One of the most significant agenda items affecting all US exchange-listed companies is the “Climate Change Disclosure” rule which would define requirements for environmental, social and governance (ESG) disclosures. A day after both commissioners were confirmed, the SEC on June 17 closed its comment period on the Climate Change Disclosure rule.

Also on the SEC’s agenda is another rule affecting private funds called the “Rules Related to Investment Companies and Investment Advisers to Address Matters Relating to Environmental, Social and Governance Factors.” Other rules on the list would mandate disclosures relating to cybersecurity risk, special purpose acquisition companies (SPACs), corporate board diversity, pay versus performance, to name a few.

Breaking bad

IPOs Decline in Numbers & Dollars Raised 

In what may be a sign of how 2022 will pan out, IPO trends show that both the number of initial public offerings and dollars raised declined sharply in Q1 2022 compared to the same quarter last year.

Audit Analytics is reporting that in Q1 2022 just 84 companies completed IPOs on the NYSE and Nasdaq, raising $11.3 billion, compared to 407 IPOs which raised over $134.6 billion in Q1 2021.

SPACs continued to dominate IPOs, with 54 listings raising $8.922 billion. Traditional IPOs numbered 30, raising $2.360 billion.

Audit Analytics also is reporting that the average amount raised in Q1 2022 was “much lower than it has been in the previous five years. The average amount raised during Q1 2022 was just $134.3 million. Excluding SPACs, it was just $78.7 million.”

As U.S. markets continued to tumble in Q2, several IPOs have been postponed.

It’s Pie in the Face Serious

SEC Launches Game Show-themed Campaign

Think that investing on Wall Street is easy money?

The SEC has launched a public service campaign that drives home the message that although investing may look and feel like a game, you may wind up losing money.

The lighthearted campaign, called Investomania features a TV spot titled “Crypto” which warns investors not to be tempted by celebrity endorsements, and another called “Margin” which warns that borrowing money to invest can be very risky.

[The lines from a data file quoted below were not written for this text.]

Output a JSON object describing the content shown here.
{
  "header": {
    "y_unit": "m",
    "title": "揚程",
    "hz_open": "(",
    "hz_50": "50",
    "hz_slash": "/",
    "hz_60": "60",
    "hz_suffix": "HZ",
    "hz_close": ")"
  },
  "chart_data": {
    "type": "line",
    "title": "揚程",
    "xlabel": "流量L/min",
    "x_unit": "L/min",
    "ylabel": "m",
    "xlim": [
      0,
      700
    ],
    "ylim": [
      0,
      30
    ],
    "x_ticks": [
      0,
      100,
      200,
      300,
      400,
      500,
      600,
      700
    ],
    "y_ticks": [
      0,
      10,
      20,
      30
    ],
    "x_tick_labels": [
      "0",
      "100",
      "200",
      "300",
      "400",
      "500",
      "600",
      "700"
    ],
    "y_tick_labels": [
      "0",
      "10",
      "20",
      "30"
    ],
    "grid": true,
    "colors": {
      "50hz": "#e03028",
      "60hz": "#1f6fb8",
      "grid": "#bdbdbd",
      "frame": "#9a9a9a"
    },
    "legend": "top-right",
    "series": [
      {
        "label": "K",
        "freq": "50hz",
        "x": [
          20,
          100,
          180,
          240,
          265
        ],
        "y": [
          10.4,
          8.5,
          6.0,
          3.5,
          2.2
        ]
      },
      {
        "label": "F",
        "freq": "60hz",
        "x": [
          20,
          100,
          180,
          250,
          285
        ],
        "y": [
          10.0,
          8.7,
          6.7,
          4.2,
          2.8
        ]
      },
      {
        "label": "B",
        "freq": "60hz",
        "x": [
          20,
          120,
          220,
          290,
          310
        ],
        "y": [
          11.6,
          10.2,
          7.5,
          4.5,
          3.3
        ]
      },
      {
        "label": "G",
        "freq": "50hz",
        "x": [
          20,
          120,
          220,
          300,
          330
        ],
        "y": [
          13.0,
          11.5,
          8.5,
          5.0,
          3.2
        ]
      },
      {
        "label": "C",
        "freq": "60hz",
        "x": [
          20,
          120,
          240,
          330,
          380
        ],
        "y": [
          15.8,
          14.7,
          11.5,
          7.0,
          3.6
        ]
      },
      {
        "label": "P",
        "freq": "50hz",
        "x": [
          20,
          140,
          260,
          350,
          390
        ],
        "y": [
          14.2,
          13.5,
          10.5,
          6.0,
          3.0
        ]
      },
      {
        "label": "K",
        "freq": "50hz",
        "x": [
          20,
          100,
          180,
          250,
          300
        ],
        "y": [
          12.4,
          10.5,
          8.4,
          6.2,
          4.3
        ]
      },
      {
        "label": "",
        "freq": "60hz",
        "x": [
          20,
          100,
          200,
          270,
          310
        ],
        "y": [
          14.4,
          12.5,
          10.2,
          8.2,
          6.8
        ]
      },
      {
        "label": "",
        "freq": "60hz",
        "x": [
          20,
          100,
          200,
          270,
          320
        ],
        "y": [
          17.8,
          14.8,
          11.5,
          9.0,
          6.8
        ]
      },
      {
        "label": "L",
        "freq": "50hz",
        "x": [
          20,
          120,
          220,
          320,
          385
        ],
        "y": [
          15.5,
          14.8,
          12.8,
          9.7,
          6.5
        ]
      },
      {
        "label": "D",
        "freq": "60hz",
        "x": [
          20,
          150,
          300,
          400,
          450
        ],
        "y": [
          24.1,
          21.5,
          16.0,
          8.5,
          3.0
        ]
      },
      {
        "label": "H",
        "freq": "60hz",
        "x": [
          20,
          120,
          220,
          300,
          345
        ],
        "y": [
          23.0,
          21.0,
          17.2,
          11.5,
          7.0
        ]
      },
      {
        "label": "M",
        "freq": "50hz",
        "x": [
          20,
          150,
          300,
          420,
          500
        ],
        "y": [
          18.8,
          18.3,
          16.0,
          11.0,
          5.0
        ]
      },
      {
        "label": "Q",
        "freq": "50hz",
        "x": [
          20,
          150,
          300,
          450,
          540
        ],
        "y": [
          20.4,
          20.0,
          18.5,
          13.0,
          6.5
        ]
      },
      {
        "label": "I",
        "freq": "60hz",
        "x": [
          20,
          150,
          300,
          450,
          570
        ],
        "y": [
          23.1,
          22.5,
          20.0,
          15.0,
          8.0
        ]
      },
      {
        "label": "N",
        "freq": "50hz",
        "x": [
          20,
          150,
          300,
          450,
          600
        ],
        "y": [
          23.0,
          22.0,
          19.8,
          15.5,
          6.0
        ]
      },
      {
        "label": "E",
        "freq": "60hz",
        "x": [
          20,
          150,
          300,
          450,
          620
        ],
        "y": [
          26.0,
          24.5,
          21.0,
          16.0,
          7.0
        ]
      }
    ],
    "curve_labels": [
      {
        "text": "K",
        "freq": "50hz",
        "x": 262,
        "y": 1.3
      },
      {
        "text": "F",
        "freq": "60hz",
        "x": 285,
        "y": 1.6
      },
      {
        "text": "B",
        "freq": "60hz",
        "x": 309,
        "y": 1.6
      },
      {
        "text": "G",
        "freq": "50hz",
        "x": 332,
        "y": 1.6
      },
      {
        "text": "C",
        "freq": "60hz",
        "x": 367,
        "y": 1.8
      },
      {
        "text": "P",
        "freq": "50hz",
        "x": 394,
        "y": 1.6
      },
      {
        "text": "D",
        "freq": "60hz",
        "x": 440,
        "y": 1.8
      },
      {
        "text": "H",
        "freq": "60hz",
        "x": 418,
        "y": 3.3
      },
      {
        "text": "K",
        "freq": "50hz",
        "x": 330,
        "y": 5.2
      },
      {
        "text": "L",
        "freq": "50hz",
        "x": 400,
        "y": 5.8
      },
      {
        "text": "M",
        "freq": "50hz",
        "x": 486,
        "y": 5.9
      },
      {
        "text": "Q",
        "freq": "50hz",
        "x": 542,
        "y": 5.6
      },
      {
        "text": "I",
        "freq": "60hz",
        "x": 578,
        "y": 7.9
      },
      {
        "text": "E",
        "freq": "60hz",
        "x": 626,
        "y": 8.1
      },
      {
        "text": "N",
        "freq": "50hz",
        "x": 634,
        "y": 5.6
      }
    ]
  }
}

In another TV spot, a game show host asks two contestants to pick a square on a video game board with investment options including: internet rumors, celebrity endorsements, stock tips from your uncle, crypto to the moon, FOMO, meme stocks, tulip bulbs, guaranteed returns, and timing the market. After the contestants make their choices, the video shows the consequences of a bad choice.” The loser gets a pie in the face.

The SEC says the video “is designed to show investors the consequences of their investment decisions and to help investors understand the importance of protecting themselves when making investment decisions.”

The SEC has not announced where and when it will be broadcast.